A paper was published a couple days ago in which researchers acknowledged that the current approaches to AI have failed to come close to human cognition. Authors from DeepMind, as well as Google Brain, MIT, and the University of Edinburgh write that “many defining characteristics of human intelligence, which developed under much different pressures, remain out of reach for current approaches.”[3] They conclude that “a vast gap between human and machine intelligence remains, especially with respect to efficient, generalizable learning.”

The more we understand about how Artificial Intelligence currently works, the more we realize that ‘intelligence’ is a misnomer. Software developers and data scientists have freed themselves from the original goal of AI and have created impressive software capable of extracting data with lightning speed, combing through it and identifying patterns, and accomplishing tasks we never thought possible. In The AI Delusion, Gary Smith has revealed the mindless nature of these approaches and made the case that they will not be able to distinguish meaningful from meaningless any better than they can identify what ‘it’ refers to in a tricky sentence. Machines cannot think in any meaningful sense so we should certainly not let them think for us.

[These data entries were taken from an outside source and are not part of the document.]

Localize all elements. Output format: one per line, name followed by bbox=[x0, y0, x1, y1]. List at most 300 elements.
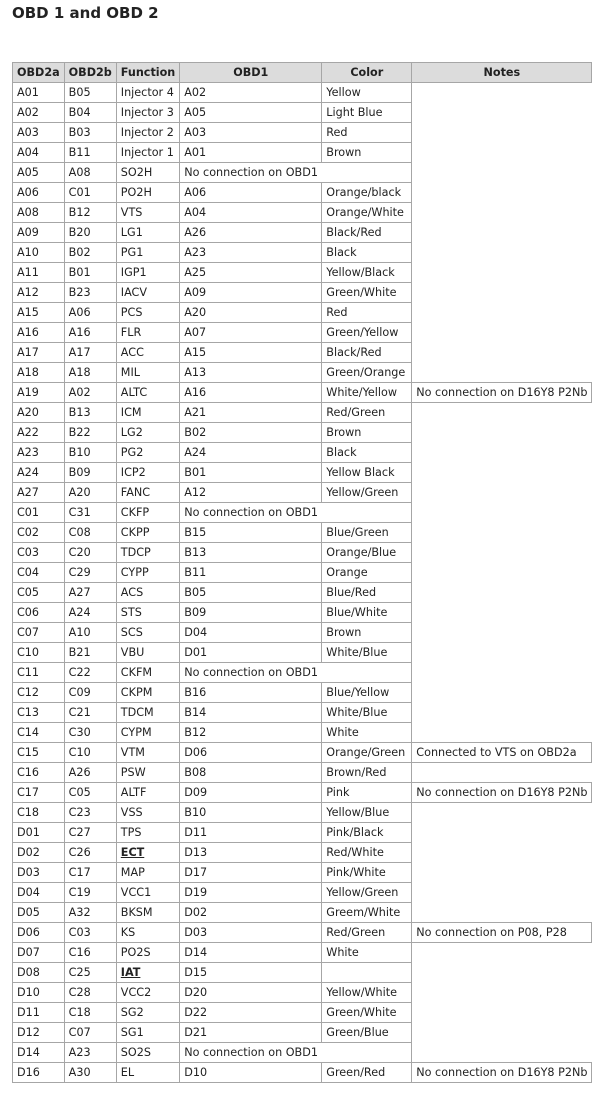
cell-obd2b: B03 bbox=[64, 123, 116, 143]
cell-obd2b: A32 bbox=[64, 903, 116, 923]
cell-obd1: A09 bbox=[180, 283, 322, 303]
cell-obd2b: C20 bbox=[64, 543, 116, 563]
cell-obd2a: C16 bbox=[13, 763, 65, 783]
cell-notes-empty bbox=[412, 903, 592, 923]
cell-notes-empty bbox=[412, 303, 592, 323]
cell-notes-empty bbox=[412, 423, 592, 443]
cell-function: ALTC bbox=[116, 383, 179, 403]
cell-obd2b: B09 bbox=[64, 463, 116, 483]
cell-color bbox=[322, 963, 412, 983]
cell-obd2a: C14 bbox=[13, 723, 65, 743]
cell-color: Yellow/White bbox=[322, 983, 412, 1003]
cell-obd1: D13 bbox=[180, 843, 322, 863]
cell-notes-empty bbox=[412, 103, 592, 123]
cell-function: SG1 bbox=[116, 1023, 179, 1043]
cell-obd2b: C08 bbox=[64, 523, 116, 543]
cell-color: Red bbox=[322, 303, 412, 323]
table-row bbox=[13, 83, 592, 103]
table-row bbox=[13, 763, 592, 783]
cell-obd2a: A12 bbox=[13, 283, 65, 303]
cell-notes-empty bbox=[412, 1023, 592, 1043]
cell-obd2a: C15 bbox=[13, 743, 65, 763]
table-row bbox=[13, 383, 592, 403]
cell-obd2b: B01 bbox=[64, 263, 116, 283]
cell-obd2b: C19 bbox=[64, 883, 116, 903]
cell-obd2b: B13 bbox=[64, 403, 116, 423]
cell-notes-empty bbox=[412, 963, 592, 983]
table-row bbox=[13, 423, 592, 443]
cell-notes-empty bbox=[412, 883, 592, 903]
cell-function: PSW bbox=[116, 763, 179, 783]
cell-function: ECT bbox=[116, 843, 179, 863]
cell-obd2b: B22 bbox=[64, 423, 116, 443]
cell-color: Pink/White bbox=[322, 863, 412, 883]
cell-obd2a: C11 bbox=[13, 663, 65, 683]
cell-obd1: D17 bbox=[180, 863, 322, 883]
cell-obd1: A05 bbox=[180, 103, 322, 123]
cell-color: Green/Orange bbox=[322, 363, 412, 383]
table-row bbox=[13, 603, 592, 623]
cell-function: CKFM bbox=[116, 663, 179, 683]
cell-obd1: A20 bbox=[180, 303, 322, 323]
cell-notes-empty bbox=[412, 863, 592, 883]
table-row bbox=[13, 843, 592, 863]
cell-obd2a: A18 bbox=[13, 363, 65, 383]
cell-function: PCS bbox=[116, 303, 179, 323]
cell-obd2b: A06 bbox=[64, 303, 116, 323]
table-row bbox=[13, 123, 592, 143]
cell-obd2a: C03 bbox=[13, 543, 65, 563]
cell-notes-empty bbox=[412, 763, 592, 783]
cell-obd2b: C10 bbox=[64, 743, 116, 763]
cell-obd2b: C01 bbox=[64, 183, 116, 203]
cell-function: CYPM bbox=[116, 723, 179, 743]
cell-obd2b: C07 bbox=[64, 1023, 116, 1043]
cell-color: Blue/Red bbox=[322, 583, 412, 603]
cell-color: Orange/Blue bbox=[322, 543, 412, 563]
cell-obd2b: A10 bbox=[64, 623, 116, 643]
cell-obd2a: A03 bbox=[13, 123, 65, 143]
cell-obd2b: C29 bbox=[64, 563, 116, 583]
cell-function: PG1 bbox=[116, 243, 179, 263]
cell-notes-empty bbox=[412, 943, 592, 963]
cell-color: Yellow/Blue bbox=[322, 803, 412, 823]
cell-obd1: No connection on OBD1 bbox=[180, 163, 412, 183]
table-row bbox=[13, 103, 592, 123]
cell-obd2a: D03 bbox=[13, 863, 65, 883]
table-row bbox=[13, 483, 592, 503]
cell-obd1: A02 bbox=[180, 83, 322, 103]
table-row bbox=[13, 183, 592, 203]
table-row bbox=[13, 303, 592, 323]
cell-obd2a: D14 bbox=[13, 1043, 65, 1063]
cell-obd1: A04 bbox=[180, 203, 322, 223]
cell-color: Green/Red bbox=[322, 1063, 412, 1083]
cell-function: ACC bbox=[116, 343, 179, 363]
page-title: OBD 1 and OBD 2 bbox=[12, 4, 159, 22]
cell-function: Injector 4 bbox=[116, 83, 179, 103]
cell-function: ALTF bbox=[116, 783, 179, 803]
cell-obd2b: A17 bbox=[64, 343, 116, 363]
cell-obd2a: D04 bbox=[13, 883, 65, 903]
cell-obd1: A07 bbox=[180, 323, 322, 343]
cell-obd2b: C03 bbox=[64, 923, 116, 943]
table-row bbox=[13, 1063, 592, 1083]
cell-color: Orange/black bbox=[322, 183, 412, 203]
cell-obd2a: A10 bbox=[13, 243, 65, 263]
cell-obd1: A03 bbox=[180, 123, 322, 143]
cell-obd2b: C18 bbox=[64, 1003, 116, 1023]
cell-function: PO2S bbox=[116, 943, 179, 963]
cell-notes-empty bbox=[412, 243, 592, 263]
cell-color: Blue/Yellow bbox=[322, 683, 412, 703]
cell-color: Red/Green bbox=[322, 923, 412, 943]
cell-obd2b: B12 bbox=[64, 203, 116, 223]
cell-obd1: D20 bbox=[180, 983, 322, 1003]
cell-obd2a: A23 bbox=[13, 443, 65, 463]
cell-obd1: B12 bbox=[180, 723, 322, 743]
table-row bbox=[13, 163, 592, 183]
cell-obd2a: C17 bbox=[13, 783, 65, 803]
cell-function: ACS bbox=[116, 583, 179, 603]
cell-obd2a: A27 bbox=[13, 483, 65, 503]
table-row bbox=[13, 143, 592, 163]
cell-function: ICP2 bbox=[116, 463, 179, 483]
cell-color: Blue/Green bbox=[322, 523, 412, 543]
cell-color: Black bbox=[322, 243, 412, 263]
cell-obd2b: C27 bbox=[64, 823, 116, 843]
cell-obd2a: C04 bbox=[13, 563, 65, 583]
cell-function: Injector 1 bbox=[116, 143, 179, 163]
cell-obd1: No connection on OBD1 bbox=[180, 663, 412, 683]
cell-color: Yellow/Green bbox=[322, 483, 412, 503]
pinout-table bbox=[12, 62, 592, 1083]
cell-function: IGP1 bbox=[116, 263, 179, 283]
cell-obd2a: D02 bbox=[13, 843, 65, 863]
cell-obd1: A26 bbox=[180, 223, 322, 243]
cell-obd1: D14 bbox=[180, 943, 322, 963]
cell-obd1: A06 bbox=[180, 183, 322, 203]
cell-obd2b: C30 bbox=[64, 723, 116, 743]
cell-function: VBU bbox=[116, 643, 179, 663]
cell-notes: No connection on D16Y8 P2Nb bbox=[412, 783, 592, 803]
cell-function: CKPP bbox=[116, 523, 179, 543]
cell-obd1: A23 bbox=[180, 243, 322, 263]
cell-obd2b: C16 bbox=[64, 943, 116, 963]
cell-obd2b: B23 bbox=[64, 283, 116, 303]
cell-notes: No connection on D16Y8 P2Nb bbox=[412, 1063, 592, 1083]
cell-notes-empty bbox=[412, 363, 592, 383]
cell-function: VTS bbox=[116, 203, 179, 223]
cell-obd2b: A26 bbox=[64, 763, 116, 783]
cell-notes-empty bbox=[412, 543, 592, 563]
cell-obd1: D09 bbox=[180, 783, 322, 803]
cell-function: SCS bbox=[116, 623, 179, 643]
table-row bbox=[13, 703, 592, 723]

[1] Guizzo, Erico. “IBM’s Watson Jeopardy Computer Shuts Down Humans in Final Game.” IEEE Spectrum: Technology, Engineering, and Science News. February 17, 2011. Accessed November 05, 2018. https://spectrum.ieee.org/automaton/robotics/artificial-intelligence/ibm-watson-jeopardy-computer-shuts-down-humans.

[2] My Cousin Vinny. Directed by Jonathan Lynn. Produced by Dale Launer. By Dale Launer. Performed by Joe Pesci and Fred Gwynne

[3] Peter W Battaglia, Jessica B Hamrick, Victor Bapst, Alvaro Sanchez-Gonzalez, Vinicius Zambaldi, Mateusz Malinowski, Andrea Tacchetti, David Raposo, Adam Santoro, Ryan Faulkner, et al. “Relational inductive biases, deep learning, and graph networks.” arXiv preprint arXiv:1806.01261, 2018.